- Magnuson in 2016
- Born: Terry R. Magnuson Upper Peninsula, Michigan, U.S.
- Education: University of Redlands Weill Cornell Medicine
- Scientific career
- Fields: Developmental genetics
- Workplaces: Case Western Reserve University University of North Carolina at Chapel Hill

= Terry Magnuson =

American geneticist

Terry R. Magnuson is an American developmental geneticist and academic administrator who is the Kay M. & Van L. Weatherspoon Eminent Distinguished Professor of Genetics. He was the founding chair of the department of genetics at University of North Carolina at Chapel Hill (UNC) from 2000 to 2016. From July 1, 2016, to 2022, he served as the vice chancellor for research.

== Life ==
Magnuson was born on the Upper Peninsula of Michigan. He earned a bachelor's degree in biology from University of Redlands. He completed a Ph.D. at the Weill Cornell Medicine. He was a postdoctoral researcher in the laboratory of Charles Epstein where he also collaborated with Gail R. Martin. From 1978 to 1979, Magnuson was a postdoctoral fellow at the National Science Foundation.
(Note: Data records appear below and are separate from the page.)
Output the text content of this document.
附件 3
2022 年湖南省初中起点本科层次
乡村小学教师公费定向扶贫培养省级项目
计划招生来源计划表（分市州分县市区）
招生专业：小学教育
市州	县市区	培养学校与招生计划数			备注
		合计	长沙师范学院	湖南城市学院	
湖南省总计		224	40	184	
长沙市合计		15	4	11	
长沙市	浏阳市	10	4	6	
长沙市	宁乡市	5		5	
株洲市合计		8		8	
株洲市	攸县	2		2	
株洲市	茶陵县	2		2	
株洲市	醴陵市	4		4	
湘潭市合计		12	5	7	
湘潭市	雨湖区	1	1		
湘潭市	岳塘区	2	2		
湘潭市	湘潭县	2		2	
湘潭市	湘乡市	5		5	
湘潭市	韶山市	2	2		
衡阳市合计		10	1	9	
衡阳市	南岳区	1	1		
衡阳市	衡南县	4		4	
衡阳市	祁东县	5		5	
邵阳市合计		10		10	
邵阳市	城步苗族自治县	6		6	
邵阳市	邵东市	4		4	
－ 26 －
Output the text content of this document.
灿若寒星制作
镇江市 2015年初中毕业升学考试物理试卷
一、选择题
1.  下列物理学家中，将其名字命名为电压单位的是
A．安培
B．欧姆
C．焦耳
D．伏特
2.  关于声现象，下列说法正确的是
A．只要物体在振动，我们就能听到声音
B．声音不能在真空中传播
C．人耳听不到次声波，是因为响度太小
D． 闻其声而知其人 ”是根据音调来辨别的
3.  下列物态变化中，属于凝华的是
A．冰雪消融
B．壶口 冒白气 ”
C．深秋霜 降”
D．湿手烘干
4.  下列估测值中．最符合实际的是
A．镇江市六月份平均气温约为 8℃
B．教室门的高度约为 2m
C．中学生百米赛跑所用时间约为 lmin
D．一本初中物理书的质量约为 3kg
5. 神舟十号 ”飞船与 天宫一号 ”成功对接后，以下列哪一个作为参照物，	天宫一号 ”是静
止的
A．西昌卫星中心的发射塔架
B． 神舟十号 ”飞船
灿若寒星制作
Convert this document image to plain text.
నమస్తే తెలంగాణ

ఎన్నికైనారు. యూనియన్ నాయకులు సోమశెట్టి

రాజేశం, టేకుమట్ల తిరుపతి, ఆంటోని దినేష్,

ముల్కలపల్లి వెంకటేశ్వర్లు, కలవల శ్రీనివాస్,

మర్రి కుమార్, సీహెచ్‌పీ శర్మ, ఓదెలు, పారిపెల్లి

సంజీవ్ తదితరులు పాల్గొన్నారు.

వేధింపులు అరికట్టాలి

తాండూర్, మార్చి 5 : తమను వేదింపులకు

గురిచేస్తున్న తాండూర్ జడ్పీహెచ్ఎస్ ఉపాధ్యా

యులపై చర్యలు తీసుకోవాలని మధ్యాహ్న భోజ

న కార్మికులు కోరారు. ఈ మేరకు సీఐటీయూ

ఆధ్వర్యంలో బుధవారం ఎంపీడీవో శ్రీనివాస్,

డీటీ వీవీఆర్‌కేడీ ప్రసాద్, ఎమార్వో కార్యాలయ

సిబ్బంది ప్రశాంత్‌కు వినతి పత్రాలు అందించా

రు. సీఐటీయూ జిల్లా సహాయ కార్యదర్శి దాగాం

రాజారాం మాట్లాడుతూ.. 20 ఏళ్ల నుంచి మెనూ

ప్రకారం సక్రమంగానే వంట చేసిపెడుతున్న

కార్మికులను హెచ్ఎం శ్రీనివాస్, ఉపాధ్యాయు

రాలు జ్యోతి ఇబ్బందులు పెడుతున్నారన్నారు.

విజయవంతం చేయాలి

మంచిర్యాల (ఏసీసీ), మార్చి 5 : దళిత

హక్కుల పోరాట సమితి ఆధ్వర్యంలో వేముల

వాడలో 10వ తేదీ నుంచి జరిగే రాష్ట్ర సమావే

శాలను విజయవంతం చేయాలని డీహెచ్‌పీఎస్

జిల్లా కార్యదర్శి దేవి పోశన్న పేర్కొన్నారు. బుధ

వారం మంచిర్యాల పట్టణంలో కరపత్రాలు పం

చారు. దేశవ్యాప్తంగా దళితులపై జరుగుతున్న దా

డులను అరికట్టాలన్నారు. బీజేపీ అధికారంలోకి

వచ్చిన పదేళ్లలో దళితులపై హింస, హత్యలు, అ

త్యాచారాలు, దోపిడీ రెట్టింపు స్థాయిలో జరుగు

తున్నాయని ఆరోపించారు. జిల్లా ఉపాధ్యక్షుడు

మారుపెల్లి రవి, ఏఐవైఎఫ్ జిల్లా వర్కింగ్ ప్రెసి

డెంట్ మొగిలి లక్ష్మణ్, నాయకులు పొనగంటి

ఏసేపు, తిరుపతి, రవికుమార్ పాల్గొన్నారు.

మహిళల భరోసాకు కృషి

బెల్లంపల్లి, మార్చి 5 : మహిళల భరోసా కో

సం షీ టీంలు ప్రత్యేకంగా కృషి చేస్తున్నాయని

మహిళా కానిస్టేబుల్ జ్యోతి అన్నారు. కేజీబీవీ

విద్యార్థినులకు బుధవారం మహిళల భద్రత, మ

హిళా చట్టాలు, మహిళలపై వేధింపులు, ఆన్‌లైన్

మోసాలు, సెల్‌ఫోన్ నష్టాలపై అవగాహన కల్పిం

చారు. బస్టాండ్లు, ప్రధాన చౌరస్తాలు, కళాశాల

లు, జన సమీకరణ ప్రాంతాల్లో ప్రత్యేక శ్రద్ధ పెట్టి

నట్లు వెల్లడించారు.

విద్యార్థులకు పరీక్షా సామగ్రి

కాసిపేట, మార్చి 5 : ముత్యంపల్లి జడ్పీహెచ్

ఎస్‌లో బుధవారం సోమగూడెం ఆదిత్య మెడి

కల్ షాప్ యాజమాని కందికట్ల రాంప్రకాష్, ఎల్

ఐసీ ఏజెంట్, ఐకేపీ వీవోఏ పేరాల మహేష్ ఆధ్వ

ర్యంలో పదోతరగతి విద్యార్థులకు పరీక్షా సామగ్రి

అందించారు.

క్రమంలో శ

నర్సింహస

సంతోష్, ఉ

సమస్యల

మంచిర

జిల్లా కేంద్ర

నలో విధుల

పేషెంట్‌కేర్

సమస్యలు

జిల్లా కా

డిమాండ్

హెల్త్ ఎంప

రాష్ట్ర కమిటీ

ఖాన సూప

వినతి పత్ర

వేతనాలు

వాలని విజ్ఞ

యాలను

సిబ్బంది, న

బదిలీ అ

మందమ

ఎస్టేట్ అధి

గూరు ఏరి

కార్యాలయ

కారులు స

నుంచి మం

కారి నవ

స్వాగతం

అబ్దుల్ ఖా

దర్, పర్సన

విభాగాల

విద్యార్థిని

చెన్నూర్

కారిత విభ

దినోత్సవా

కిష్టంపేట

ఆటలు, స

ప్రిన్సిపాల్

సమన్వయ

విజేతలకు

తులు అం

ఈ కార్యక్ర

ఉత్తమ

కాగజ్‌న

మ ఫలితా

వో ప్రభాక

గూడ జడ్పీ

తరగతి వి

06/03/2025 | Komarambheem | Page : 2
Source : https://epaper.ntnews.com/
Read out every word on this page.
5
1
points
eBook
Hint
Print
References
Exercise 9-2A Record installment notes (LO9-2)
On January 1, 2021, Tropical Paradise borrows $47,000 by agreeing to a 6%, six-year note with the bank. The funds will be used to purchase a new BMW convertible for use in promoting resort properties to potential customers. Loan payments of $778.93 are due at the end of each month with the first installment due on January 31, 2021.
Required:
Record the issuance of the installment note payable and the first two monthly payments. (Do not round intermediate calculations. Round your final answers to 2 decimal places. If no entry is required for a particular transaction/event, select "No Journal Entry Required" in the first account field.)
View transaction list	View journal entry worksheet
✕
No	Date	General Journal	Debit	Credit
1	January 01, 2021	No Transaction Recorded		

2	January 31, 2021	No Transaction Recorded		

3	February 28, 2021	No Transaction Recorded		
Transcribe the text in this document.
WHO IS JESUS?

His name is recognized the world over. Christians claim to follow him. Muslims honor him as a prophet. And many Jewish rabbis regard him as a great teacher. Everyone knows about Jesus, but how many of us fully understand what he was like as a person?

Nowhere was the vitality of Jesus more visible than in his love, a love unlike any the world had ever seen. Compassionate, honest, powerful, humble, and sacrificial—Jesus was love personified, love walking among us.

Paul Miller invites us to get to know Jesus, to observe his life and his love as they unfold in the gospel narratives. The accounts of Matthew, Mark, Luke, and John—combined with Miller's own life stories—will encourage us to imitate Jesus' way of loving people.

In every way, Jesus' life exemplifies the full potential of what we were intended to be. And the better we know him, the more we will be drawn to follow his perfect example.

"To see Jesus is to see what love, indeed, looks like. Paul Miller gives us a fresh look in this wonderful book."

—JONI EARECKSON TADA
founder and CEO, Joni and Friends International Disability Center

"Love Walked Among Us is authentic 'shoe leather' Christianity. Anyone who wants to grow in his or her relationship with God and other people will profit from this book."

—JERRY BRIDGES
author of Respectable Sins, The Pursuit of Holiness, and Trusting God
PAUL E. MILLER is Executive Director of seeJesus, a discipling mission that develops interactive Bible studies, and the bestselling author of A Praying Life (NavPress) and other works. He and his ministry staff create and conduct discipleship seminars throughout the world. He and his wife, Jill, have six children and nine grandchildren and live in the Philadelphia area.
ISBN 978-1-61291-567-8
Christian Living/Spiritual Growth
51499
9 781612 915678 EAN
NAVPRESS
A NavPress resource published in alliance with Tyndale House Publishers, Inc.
Magnuson was a faculty member at Case Western Reserve University. In 2000, he joined UNC School of Medicine as its founding chair of the department of genetics, a position he held until 2016. In 2010, he became its vice dean for research. From July 1, 2016, to 2022, he served as the vice chancellor for research at University of North Carolina at Chapel Hill.

In 1999, Magnuson was the co-editor-in-chief of Genesis. In 2007, he was elected to the American Academy of Arts and Sciences. He is a member of the National Academy of Medicine. In 2019, he became president of the Genetics Society of America.